Kings’ discipline not trending in the right direction
Though the Los Angeles Kings have opened the 2013-14 season by winning hockey games at an all-time franchise rate, recently the stretch of play had been maintained in spite of the team’s discipline woes. Only two teams – Philadelphia and Ottawa – have taken more minor penalties than Los Angeles’ 174.
The Kings haven’t earned more power plays than their opponent since a win over the New York Islanders on December 7 and have been shorthanded at least four times in four straight games and in eight of the last 11. Though Los Angeles is a quality possession team with a top-five shot differential at plus-3.8, they have curiously drawn 22 fewer power plays than they have allowed. In Monday’s loss to Dallas, Valeri Nichushkin scored the game-winning goal on a power play feed from Tyler Seguin, while Mike Fisher scored a go-ahead goal late in the third period of Saturday’s loss in Nashville that came while the Kings were shorthanded.
“We’ve got to be more disciplined. There’s no getting around it. We have to be more disciplined,” Jake Muzzin said. “Our penalty kill’s been good and needs to continue getting better. One way to make it better is less penalties, so you’ve got to take less penalties.”
The Kings’ penalty kill has emerged in recent years as one of the strongest aspects of a Cup contending team, and during the 2012 Stanley Cup run, Los Angeles killed off 70-of-76 shorthanded situations. By virtue of a 9-for-13 penalty killing stretch over the last three games, the Kings have dropped to seventh in the league with an 85.0% kill – which are still quality numbers despite the recent goals against.
Until this point, however, the opposition hadn’t been able to take advantage of the chances provided with the man advantage by any great margin. Los Angeles’ December penalty kill has killed off 39 of 46 shorthanded situations, an 84.8% rate.
So though teams generally will take advantage of surplus opportunities – as highlighted during this recent two-game skid – there’s not exactly a great deal of concern expressed by a team that has lost back-to-back games in regulation only twice this season.

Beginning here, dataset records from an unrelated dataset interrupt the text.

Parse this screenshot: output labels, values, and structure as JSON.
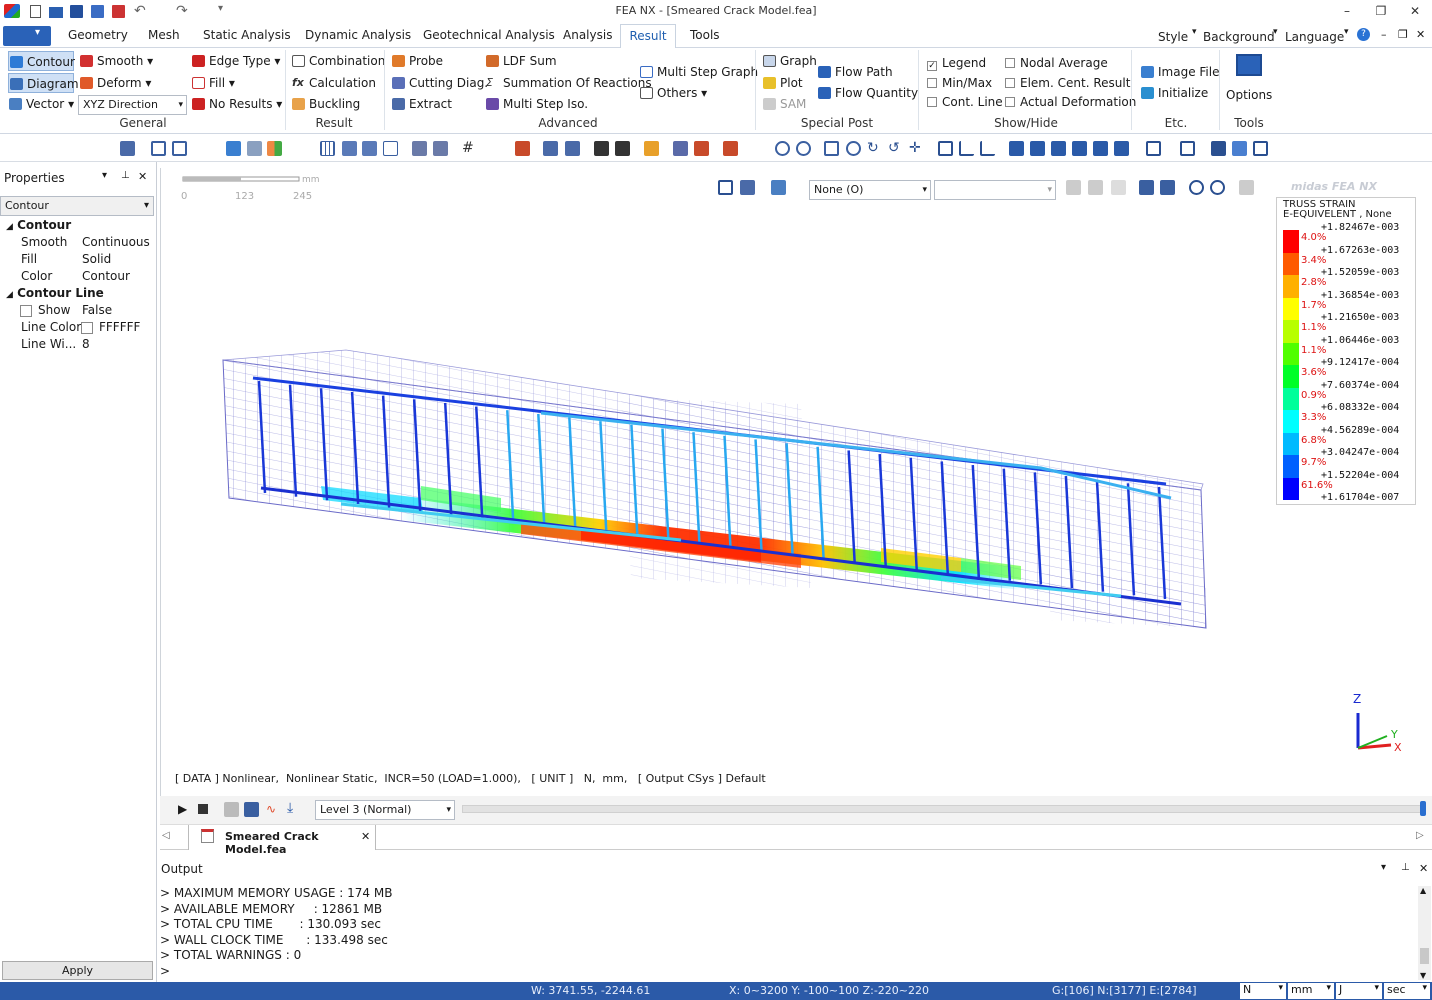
{
  "window": {
    "title": "FEA NX - [Smeared Crack Model.fea]"
  },
  "menu": {
    "tabs": [
      "Geometry",
      "Mesh",
      "Static Analysis",
      "Dynamic Analysis",
      "Geotechnical Analysis",
      "Analysis",
      "Result",
      "Tools"
    ],
    "active": "Result",
    "right": [
      "Style",
      "Background",
      "Language"
    ]
  },
  "ribbon": {
    "general": {
      "label": "General",
      "contour": "Contour",
      "diagram": "Diagram",
      "vector": "Vector",
      "smooth": "Smooth",
      "deform": "Deform",
      "direction": "XYZ Direction",
      "edge_type": "Edge Type",
      "fill": "Fill",
      "no_results": "No Results"
    },
    "result": {
      "label": "Result",
      "combination": "Combination",
      "calculation": "Calculation",
      "buckling": "Buckling"
    },
    "advanced": {
      "label": "Advanced",
      "probe": "Probe",
      "cutting": "Cutting Diag.",
      "extract": "Extract",
      "ldf": "LDF Sum",
      "summation": "Summation Of Reactions",
      "multi_step_iso": "Multi Step Iso.",
      "multi_step_graph": "Multi Step Graph",
      "others": "Others"
    },
    "special_post": {
      "label": "Special Post",
      "graph": "Graph",
      "plot": "Plot",
      "sam": "SAM",
      "flow_path": "Flow Path",
      "flow_quantity": "Flow Quantity"
    },
    "show_hide": {
      "label": "Show/Hide",
      "legend": "Legend",
      "minmax": "Min/Max",
      "cont_line": "Cont. Line",
      "nodal_average": "Nodal Average",
      "elem_cent": "Elem. Cent. Result",
      "actual_deformation": "Actual Deformation",
      "legend_checked": true
    },
    "etc": {
      "label": "Etc.",
      "image_file": "Image File",
      "initialize": "Initialize"
    },
    "tools": {
      "label": "Tools",
      "options": "Options"
    }
  },
  "properties": {
    "title": "Properties",
    "selector": "Contour",
    "sections": [
      {
        "name": "Contour",
        "rows": [
          [
            "Smooth",
            "Continuous"
          ],
          [
            "Fill",
            "Solid"
          ],
          [
            "Color",
            "Contour"
          ]
        ]
      },
      {
        "name": "Contour Line",
        "rows": [
          [
            "Show",
            "False"
          ],
          [
            "Line Color",
            "FFFFFF"
          ],
          [
            "Line Wi...",
            "8"
          ]
        ]
      }
    ],
    "apply": "Apply"
  },
  "viewport": {
    "scale": {
      "unit": "mm",
      "ticks": [
        "0",
        "123",
        "245"
      ]
    },
    "combo1": "None (O)",
    "combo2": "",
    "brand": "midas FEA NX",
    "info_line": "[ DATA ] Nonlinear,  Nonlinear Static,  INCR=50 (LOAD=1.000),   [ UNIT ]   N,  mm,   [ Output CSys ] Default",
    "axes": {
      "z": "Z",
      "y": "Y",
      "x": "X"
    }
  },
  "legend": {
    "title1": "TRUSS STRAIN",
    "title2": "E-EQUIVELENT , None",
    "values": [
      "+1.82467e-003",
      "+1.67263e-003",
      "+1.52059e-003",
      "+1.36854e-003",
      "+1.21650e-003",
      "+1.06446e-003",
      "+9.12417e-004",
      "+7.60374e-004",
      "+6.08332e-004",
      "+4.56289e-004",
      "+3.04247e-004",
      "+1.52204e-004",
      "+1.61704e-007"
    ],
    "percents": [
      "4.0%",
      "3.4%",
      "2.8%",
      "1.7%",
      "1.1%",
      "1.1%",
      "3.6%",
      "0.9%",
      "3.3%",
      "6.8%",
      "9.7%",
      "61.6%"
    ],
    "colors": [
      "#ff0000",
      "#ff5a00",
      "#ffb000",
      "#ffff00",
      "#b8ff00",
      "#50ff00",
      "#00ff28",
      "#00ff9a",
      "#00ffff",
      "#00baff",
      "#0060ff",
      "#0000ff"
    ]
  },
  "playback": {
    "level": "Level 3 (Normal)"
  },
  "document_tab": {
    "name": "Smeared Crack Model.fea"
  },
  "output": {
    "title": "Output",
    "lines": [
      "> MAXIMUM MEMORY USAGE : 174 MB",
      "> AVAILABLE MEMORY     : 12861 MB",
      "> TOTAL CPU TIME       : 130.093 sec",
      "> WALL CLOCK TIME      : 133.498 sec",
      "> TOTAL WARNINGS : 0",
      ">"
    ]
  },
  "status": {
    "w": "W: 3741.55, -2244.61",
    "range": "X: 0~3200 Y: -100~100 Z:-220~220",
    "counts": "G:[106] N:[3177] E:[2784]",
    "units": [
      "N",
      "mm",
      "J",
      "sec"
    ]
  }
}
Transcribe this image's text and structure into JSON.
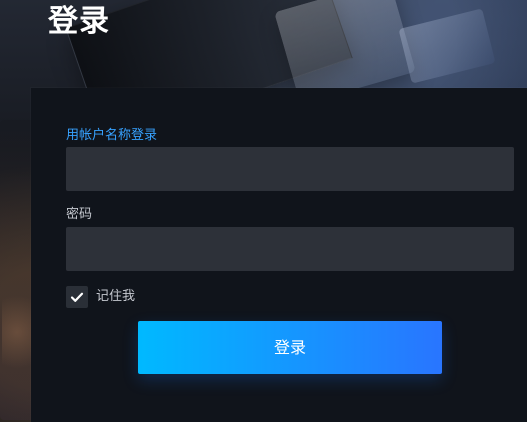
{
  "page": {
    "title": "登录"
  },
  "login_form": {
    "username_label": "用帐户名称登录",
    "username_value": "",
    "password_label": "密码",
    "password_value": "",
    "remember_label": "记住我",
    "remember_checked": true,
    "submit_label": "登录"
  },
  "icons": {
    "remember_checkbox": "checkmark-icon"
  },
  "colors": {
    "background_dark": "#10141b",
    "input_background": "#2d3139",
    "label_accent": "#37a2ff",
    "button_start": "#00b9ff",
    "button_end": "#2975ff",
    "title_text": "#ffffff"
  }
}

“I don’t think there’s one single thing. I don’t think it’s an undisciplined thing,” Darryl Sutter said. “I think, for example, a boy like Tyler takes that holding penalty last night in the third period. Well, I don’t know if he had a penalty coming into it. It’s just something for you guys to single out and be critical of. We lose the odd game and [you] find reasons why we did.”